Wikileaks shut themselves down to new submissions a year and a half ago when they started pushing Brad Manning leaks, and they've done nothing but hype up and politicize those leaks since. Now they're whining that nobody's donating to a whistleblower site that doesn't accept whistleblowing. They shut themselves down.
In no way did the US government unilaterally decide to shut anyone down. They're still allowed to operate, and just drama-queening that they're shut down. If the government were to try to shut down a news organization just because it didn't agree with them, there definitely would be a gigantic backlash.
Perhaps it is because the very concept of wikileaks is flawed from the start no matter your political persuasion. If it is successful, information will be out there. Powerful entities (including, but not limited to the US Government) can do one of at least things to counter that.
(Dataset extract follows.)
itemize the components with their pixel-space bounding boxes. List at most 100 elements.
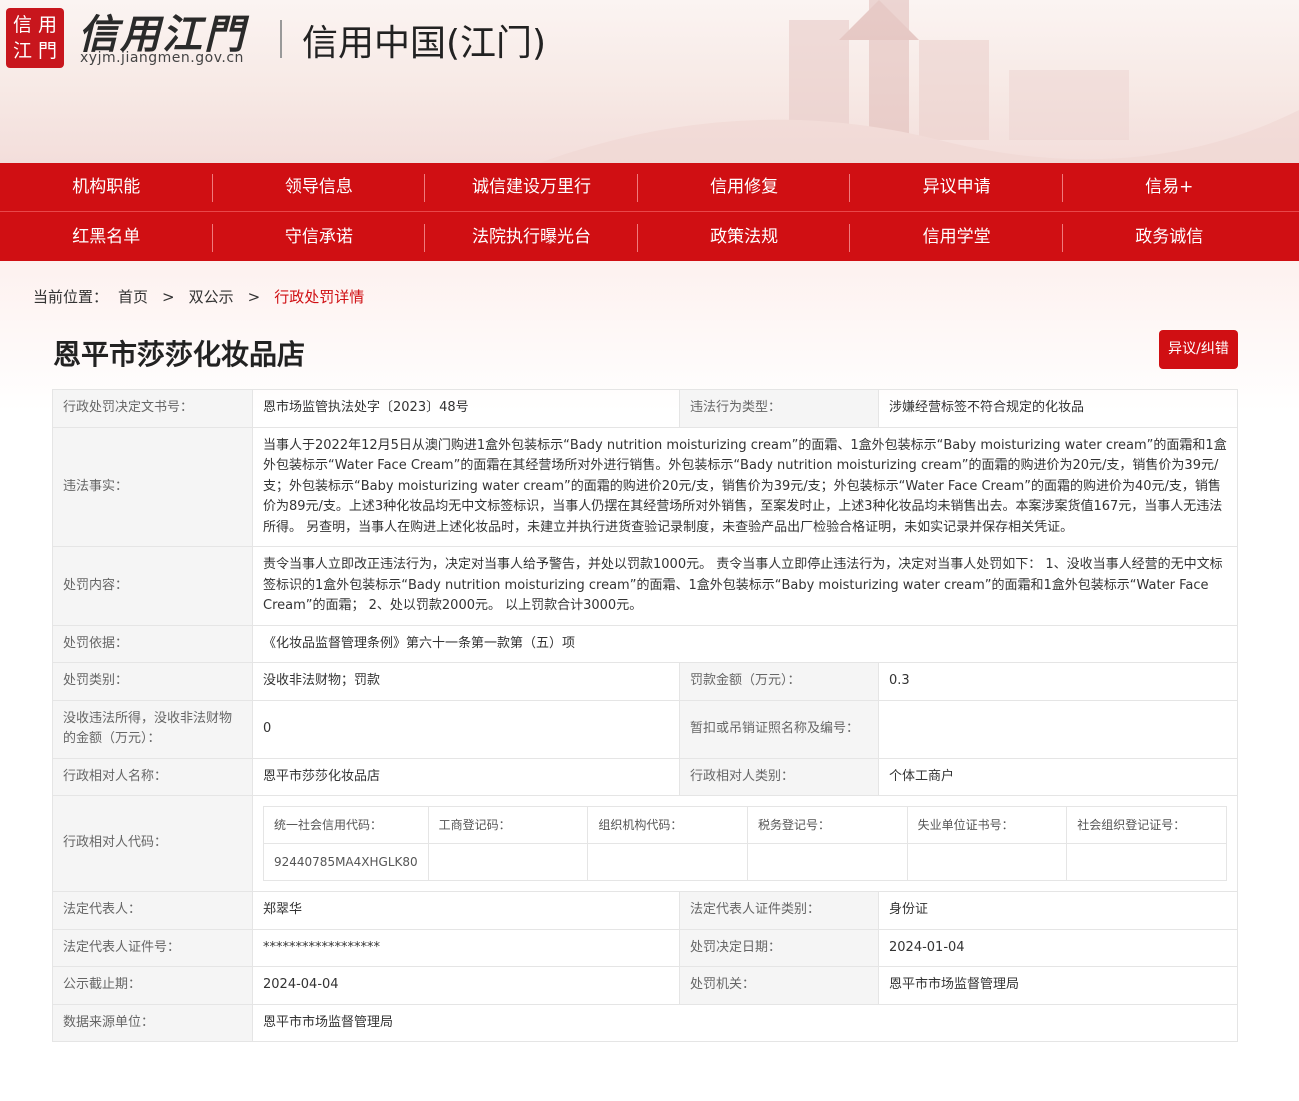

1) Drive actual secrets further underground and out of reach of wikileaks.
2) Use the leaks to spread disinformation/propaganda to their advantage.
3) Use violence, lies, and intimidation to help "shape" the form of the leaks.
It was doomed from the start. It was either a politically motivated propaganda machine, in which case it's fair game; or it was a lofty, academic pursuit, in which case it was a game.
We have just established a precedent that the US government can unilaterally decide to shutdown any journalistic entity that reports news it doesn't like.
What kills me about this is that people seem to support that status quo. Lots of mumbling about how wikileaks should have redacted <whatever> and no outrage at all about how easy it was for this voice to be silenced by our government as soon as it suited them.